Un des lecteurs commentateurs de l’annonce faite sur le site Dailypaul.com (les nouvelles quotidiennes de la campagne de Paul), le 23 novembre 2011, commentait :
«Matt Drudge knows how to spot a trend – and how to help create a buzz. Here are my thoughts on him leading The Drudge Report with a 2-day old story on Ron Paul when he had tens of thousands of other post-debate stories to choose from. Bottom line: Drudge can tell which way the wind is blowing. […]
»So it’s noteworthy that following Tuesday debate in Washington, the top story on the internationally famous Drudge Report was a well-written Christian Science Monitor analysis of Ron Paul’s chances in the Jan. 3 Iowa Caucuses and beyond. What is especially interesting is that even though Drudge had post-debate stories from the entire Web to choose from, he chose a two-day old piece that focuses on how it is “too soon” to write Paul off…»
Tout cela ne concerne pas simplement l’agitation d’un microcosme rassemblé autour de Ron Paul, mais plutôt l’extension d’une tendance, qui se signale par divers signes (l’article du CSM, quotidien d’audience nationale, en est un, bien sûr), et qui contribue, et contribuera de plus en plus à faire de la candidature de Ron Paul le point central du caractère éventuellement explosif, mais certainement dissolvant, de la campagne présidentielle de 2012. D’autres articles apparaissent, notamment pour fustiger l’attitude de certains journalistes vis-à-vis de Ron Paul, comme celui-ci, de l’influent Glenn Greenwald
De puissants éléments (relativement) “annexes” contribuent à renforcer cette tendance, comme les révélations autour du rôle de la Federal Reserve.
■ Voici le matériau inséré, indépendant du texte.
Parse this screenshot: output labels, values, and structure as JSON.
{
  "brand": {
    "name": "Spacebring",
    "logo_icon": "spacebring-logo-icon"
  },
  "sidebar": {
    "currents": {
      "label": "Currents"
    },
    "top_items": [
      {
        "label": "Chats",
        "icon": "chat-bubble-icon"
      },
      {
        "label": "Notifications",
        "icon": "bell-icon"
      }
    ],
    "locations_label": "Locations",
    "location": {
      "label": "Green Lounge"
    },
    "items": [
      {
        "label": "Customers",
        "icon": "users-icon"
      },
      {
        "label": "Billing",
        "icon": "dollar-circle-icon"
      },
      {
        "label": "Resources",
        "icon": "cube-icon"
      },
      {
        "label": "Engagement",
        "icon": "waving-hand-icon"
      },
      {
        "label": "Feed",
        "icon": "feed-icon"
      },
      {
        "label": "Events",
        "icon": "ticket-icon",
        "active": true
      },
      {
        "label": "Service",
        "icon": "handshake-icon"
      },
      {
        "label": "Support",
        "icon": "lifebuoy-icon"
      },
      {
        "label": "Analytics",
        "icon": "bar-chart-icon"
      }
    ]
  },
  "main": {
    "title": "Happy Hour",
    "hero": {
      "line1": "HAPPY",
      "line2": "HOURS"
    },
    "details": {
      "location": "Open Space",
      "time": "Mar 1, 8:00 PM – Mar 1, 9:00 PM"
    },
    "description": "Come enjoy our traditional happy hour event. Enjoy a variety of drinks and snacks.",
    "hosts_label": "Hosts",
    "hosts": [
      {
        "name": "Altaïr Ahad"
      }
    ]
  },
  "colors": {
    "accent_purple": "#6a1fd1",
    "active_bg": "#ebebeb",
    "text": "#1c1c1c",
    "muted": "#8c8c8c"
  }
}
Ce qui importe ici, c’est moins le contenu de ces révélations, leur signification, leur rôle dans la crise financière, ce que cela nous “apprend” (ou “confirme”, plutôt) du rôle de la Federal Reserve, que l’exploit accompli par le député Ron Paul. C’est bien cela et rien d’autre qui devrait nous arrêter.
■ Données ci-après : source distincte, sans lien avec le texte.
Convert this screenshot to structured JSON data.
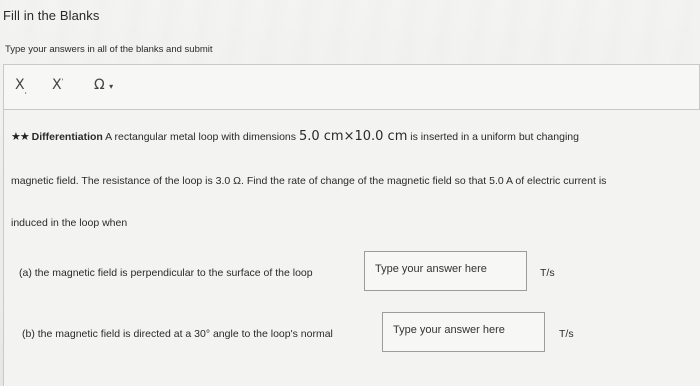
{
  "header": {
    "title": "Fill in the Blanks",
    "instructions": "Type your answers in all of the blanks and submit"
  },
  "toolbar": {
    "subscript_label": "X",
    "subscript_mark": ",",
    "superscript_label": "X",
    "superscript_mark": "'",
    "symbol_label": "Ω",
    "symbol_caret": "▾"
  },
  "question": {
    "stars": "★★",
    "lead": "Differentiation",
    "text_1": " A rectangular metal loop with dimensions ",
    "dimension_1": "5.0 cm",
    "times": "×",
    "dimension_2": "10.0 cm",
    "text_2": " is inserted in a uniform but changing",
    "line_2": "magnetic field. The resistance of the loop is 3.0 Ω. Find the rate of change of the magnetic field so that 5.0 A of electric current is",
    "line_3": "induced in the loop when"
  },
  "parts": [
    {
      "label": "(a) the magnetic field is perpendicular to the surface of the loop",
      "placeholder": "Type your answer here",
      "unit": "T/s"
    },
    {
      "label": "(b) the magnetic field is directed at a 30° angle to the loop's normal",
      "placeholder": "Type your answer here",
      "unit": "T/s"
    }
  ]
}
En coordination avec le sénateur Sanders, indépendant de tendance “socialiste” du Vermont, et le représentant Barney Frank, démocrate de gauche à la Chambre, Ron Paul a pris en main l’attaque contre la Federal Reserve, à partir d’une position marginale, sans aucune aide quelconque, contre la tendance générale au Congrès. Il a réussi à prendre en main une commission spécialement mise en place (avec le soutien de Frank, président de la commission des finances de la Chambre jusqu’en janvier 2011) pour attaquer la Fed. Qu’il ait obtenu ce qu’il a obtenu mesure ses capacités formidables, tant de conviction que de manœuvrier, que de spécialiste autant des questions financières que des pratiques et procédures institutionnelles.
Pour autant, il existe une réelle déconnexion entre les succès de Ron Paul tels qu’on les observe et la campagne électorale de Ron Paul, dans tous les cas au niveau de la dialectique. Le cas de la Federal Reserve est exemplaire ; si Ron Paul dénonce le monopole de la Fed et évoque ses intentions radicales à l’encontre de la même Fed, il s’abstient en général d’entrer dans les détails explosifs qu’on connaît désormais. D’une façon plus générale, pour sa campagne prise comme un tout, Ron Paul se contente de poursuivre l’énoncé de ses grands principes, appuyé sur une base populaire qui ne cesse de s’élargir, y compris vers des segments politiques tels que le mouvement Occupy sans pourtant tenter de s’en approprier quelque contrôle que ce soit. Tout se passe comme si Ron Paul procédait à la fois avec une extrême prudence et une mesure très précise de ce qu’il peut dire et de ce qu’il ne veut pas dire, c’est-à-dire, en vérité, selon une technique dialectique exactement inverse à celle d’un candidat marginal ou d’un candidat classé dans l’extrême ou l’autre d’une marge du Système. (En général, un tel candidat a naturellement tendance à utiliser une dialectique maximaliste, pour attirer à lui l’attention que son statut marginal ne lui permet pas d’avoir.)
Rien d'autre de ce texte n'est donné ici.